Playback all episodes from the input HDF5 file, and optionally record observation data if @record is True

Parameters:

Name Type Description Default
record bool

Whether to record data during playback or not

True
Source code in omnigibson/envs/data_wrapper.py
def playback_dataset(self, record=True):
    """
    Playback all episodes from the input HDF5 file, and optionally record observation data if @record is True

    Args:
        record (bool): Whether to record data during playback or not
    """
    for episode_id in range(self.input_hdf5["data"].attrs["n_episodes"]):
        self.playback_episode(episode_id=episode_id, record=record)

playback_episode(episode_id, record=True)

Playback episode @episode_id, and optionally record observation data if @record is True

Parameters:

Name Type Description Default
episode_id int

Episode to playback. This should be a valid demo ID number from the inputted collected data hdf5 file

required
record bool

Whether to record data during playback or not

True
Source code in omnigibson/envs/data_wrapper.py
def playback_episode(self, episode_id, record=True):
    """
    Playback episode @episode_id, and optionally record observation data if @record is True

    Args:
        episode_id (int): Episode to playback. This should be a valid demo ID number from the inputted collected
            data hdf5 file
        record (bool): Whether to record data during playback or not
    """
    data_grp = self.input_hdf5["data"]
    assert f"demo_{episode_id}" in data_grp, f"No valid episode with ID {episode_id} found!"
    traj_grp = data_grp[f"demo_{episode_id}"]

    # Grab episode data
    transitions = json.loads(traj_grp.attrs["transitions"])
    traj_grp = h5py_group_to_torch(traj_grp)
    action = traj_grp["action"]
    state = traj_grp["state"]
    state_size = traj_grp["state_size"]
    reward = traj_grp["reward"]
    terminated = traj_grp["terminated"]
    truncated = traj_grp["truncated"]

    # Reset environment
    og.sim.restore(scene_files=[self.scene_file])
    self.reset()

    # Restore to initial state
    og.sim.load_state(state[0, : int(state_size[0])], serialized=True)

    # If record, record initial observations
    if record:
        init_obs, _, _, _, _ = self.env.step(action=action[0], n_render_iterations=self.n_render_iterations)
        step_data = {"obs": init_obs}
        self.current_traj_history.append(step_data)

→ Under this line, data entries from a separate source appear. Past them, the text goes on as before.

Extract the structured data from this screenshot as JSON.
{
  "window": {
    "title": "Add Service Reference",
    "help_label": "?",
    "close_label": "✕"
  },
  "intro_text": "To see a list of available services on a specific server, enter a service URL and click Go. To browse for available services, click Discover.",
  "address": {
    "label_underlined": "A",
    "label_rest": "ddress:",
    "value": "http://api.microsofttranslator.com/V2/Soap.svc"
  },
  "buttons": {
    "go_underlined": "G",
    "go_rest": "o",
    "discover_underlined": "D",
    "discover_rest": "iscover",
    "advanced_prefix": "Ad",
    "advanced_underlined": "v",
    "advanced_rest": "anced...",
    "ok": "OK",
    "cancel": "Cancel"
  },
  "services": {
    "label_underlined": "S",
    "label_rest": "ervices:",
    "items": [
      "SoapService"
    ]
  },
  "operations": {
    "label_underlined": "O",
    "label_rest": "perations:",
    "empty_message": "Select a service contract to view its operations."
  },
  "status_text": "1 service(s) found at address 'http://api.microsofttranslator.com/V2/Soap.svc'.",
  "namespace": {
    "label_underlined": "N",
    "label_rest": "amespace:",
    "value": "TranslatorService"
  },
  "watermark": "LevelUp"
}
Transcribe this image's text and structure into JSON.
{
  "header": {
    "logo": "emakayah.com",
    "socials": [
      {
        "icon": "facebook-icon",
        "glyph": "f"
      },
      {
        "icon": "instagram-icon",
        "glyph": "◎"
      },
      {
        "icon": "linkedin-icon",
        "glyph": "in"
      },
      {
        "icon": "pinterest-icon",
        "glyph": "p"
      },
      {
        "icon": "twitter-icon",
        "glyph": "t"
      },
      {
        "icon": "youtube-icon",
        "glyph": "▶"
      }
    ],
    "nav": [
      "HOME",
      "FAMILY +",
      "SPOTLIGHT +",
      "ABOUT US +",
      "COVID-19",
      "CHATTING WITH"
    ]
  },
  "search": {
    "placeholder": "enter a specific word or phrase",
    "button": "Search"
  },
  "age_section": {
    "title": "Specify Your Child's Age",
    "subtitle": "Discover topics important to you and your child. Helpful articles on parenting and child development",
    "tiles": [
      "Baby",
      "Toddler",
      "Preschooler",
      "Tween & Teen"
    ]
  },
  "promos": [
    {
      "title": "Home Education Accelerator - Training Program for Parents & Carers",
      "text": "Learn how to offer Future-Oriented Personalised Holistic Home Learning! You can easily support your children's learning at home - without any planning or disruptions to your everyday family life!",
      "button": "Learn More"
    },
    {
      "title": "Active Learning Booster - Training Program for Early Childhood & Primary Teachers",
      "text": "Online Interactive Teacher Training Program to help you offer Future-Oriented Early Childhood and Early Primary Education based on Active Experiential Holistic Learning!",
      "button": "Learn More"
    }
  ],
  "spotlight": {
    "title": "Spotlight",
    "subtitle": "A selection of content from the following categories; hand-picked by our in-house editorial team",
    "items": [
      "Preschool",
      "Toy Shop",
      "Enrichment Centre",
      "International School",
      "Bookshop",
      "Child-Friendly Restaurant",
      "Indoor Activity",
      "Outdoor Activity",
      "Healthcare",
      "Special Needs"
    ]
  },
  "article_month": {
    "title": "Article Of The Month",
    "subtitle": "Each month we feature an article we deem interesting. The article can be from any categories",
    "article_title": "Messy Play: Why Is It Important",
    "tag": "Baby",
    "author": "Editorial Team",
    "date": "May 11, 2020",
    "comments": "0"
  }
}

    for i, (a, s, ss, r, te, tr) in enumerate(
        zip(action, state[1:], state_size[1:], reward, terminated, truncated)
    ):
        # Execute any transitions that should occur at this current step
        if str(i) in transitions:
            cur_transitions = transitions[str(i)]
            scene = og.sim.scenes[0]
            for add_sys_name in cur_transitions["systems"]["add"]:
                scene.get_system(add_sys_name, force_init=True)
            for remove_sys_name in cur_transitions["systems"]["remove"]:
                scene.clear_system(remove_sys_name)
            for j, add_obj_info in enumerate(cur_transitions["objects"]["add"]):
                obj = create_object_from_init_info(add_obj_info)
                scene.add_object(obj)
                obj.set_position(th.ones(3) * 100.0 + th.ones(3) * 5 * j)
            for remove_obj_name in cur_transitions["objects"]["remove"]:
                obj = scene.object_registry("name", remove_obj_name)
                scene.remove_object(obj)
            # Step physics to initialize any new objects
            og.sim.step()

        # Restore the sim state, and take a very small step with the action to make sure physics are
        # properly propagated after the sim state update
        og.sim.load_state(s[: int(ss)], serialized=True)
        self.current_obs, _, _, _, info = self.env.step(action=a, n_render_iterations=self.n_render_iterations)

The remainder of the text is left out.